Who is Deborah Gray-Young? Deborah Grey Young is a vice president and media director at Burrell Communications, and on Nov. 22, she’ll accept the Advertising Executive of the Year prize at the 2013 Marketing to African Americans with Excellent (MAAX) Awards. The awards—held this year at the Hyatt Magnificent Mile Hotel as part of the 14th Annual MAAX Summit—honor “the contributions, innovations and exceptional performance of African American professionals in the fields of marketing, advertising, media, public relations and consumer research,” and they’re voted on by a panel of Target Market News writers and editors, as well as former MAAX winners.
Who is Deborah Gray-Young, and why is she winning the MAAX Award for Advertising Executive of the Year? According to Black Enterprise, she’s the “go-to executive when it comes to serving the needs for a wide range of clients,” and she’s worked to introduce such major brands as KFC, Tyson, and the Walt Disney Co. to African American consumers. As a member of Nielsen’s African American Advisory Council, she keeps up with the latest consumer trends, and at Burrell Communications Group—a company that “provides advertising and marketing services to the African-American consumer market”—she works closely with Toyota, overseeing communications for the auto giant.
Deborah Gray-Young has more than 25 years of experience, and over the years, publications such as Advertising Age, Black Enterprise, USA Today and Broadcast & Cable have interviewed her on marketing issues. She served from 2005 to 2007 as the chairperson of the Multicultural Media Committee of the American Association of Advertising Agencies, and her impressive resume also includes membership on the Advisory Committee for the Multicultural Media Expo, which focuses on “raising the awareness and importance of the media vehicles that service people of color,” according to a bio on the Interactive One website.
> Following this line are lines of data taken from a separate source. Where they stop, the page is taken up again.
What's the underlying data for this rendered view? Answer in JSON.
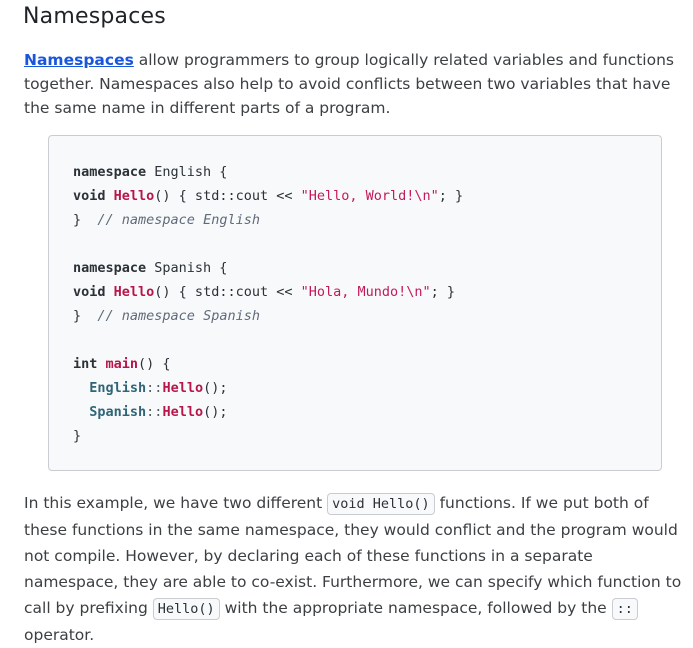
{
  "title": "Namespaces",
  "intro": {
    "link_text": "Namespaces",
    "text": " allow programmers to group logically related variables and functions together. Namespaces also help to avoid conflicts between two variables that have the same name in different parts of a program."
  },
  "code": {
    "namespace_kw": "namespace",
    "void_kw": "void",
    "int_kw": "int",
    "hello_fn": "Hello",
    "main_fn": "main",
    "english_ns": "English",
    "spanish_ns": "Spanish",
    "english_open": " English {",
    "spanish_open": " Spanish {",
    "paren_open": "() { std::cout << ",
    "hello_world_str": "\"Hello, World!\\n\"",
    "hola_mundo_str": "\"Hola, Mundo!\\n\"",
    "stmt_close": "; }",
    "close_brace": "}",
    "english_comment": "// namespace English",
    "spanish_comment": "// namespace Spanish",
    "main_open": "() {",
    "scope_op": "::",
    "call_end": "();"
  },
  "outro": {
    "part1": "In this example, we have two different ",
    "code1": "void Hello()",
    "part2": " functions. If we put both of these functions in the same namespace, they would conflict and the program would not compile. However, by declaring each of these functions in a separate namespace, they are able to co-exist. Furthermore, we can specify which function to call by prefixing ",
    "code2": "Hello()",
    "part3": " with the appropriate namespace, followed by the ",
    "code3": "::",
    "part4": " operator."
  }
}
But who is Deborah Gray-Young, other than a talented ad exec with a long list of credential and professional accolades? She’s a woman with a vision. She follows a philosophy of “Mindset + Content = Environment(c),” and in February 2013, speaking to the New York Times about the African American network Bounce TV, she aligned herself with that company’s commitment to “family friendly and respectful” programming. “I take offense to a lot of the stuff out there that is “denigrating, mean-spirited and salacious,” Gray-Young said. “You want to be in an environment where consumers appreciate what’s coming into their homes. The idea you could be anywhere on that network and not be concerned what the content is makes our job easier.”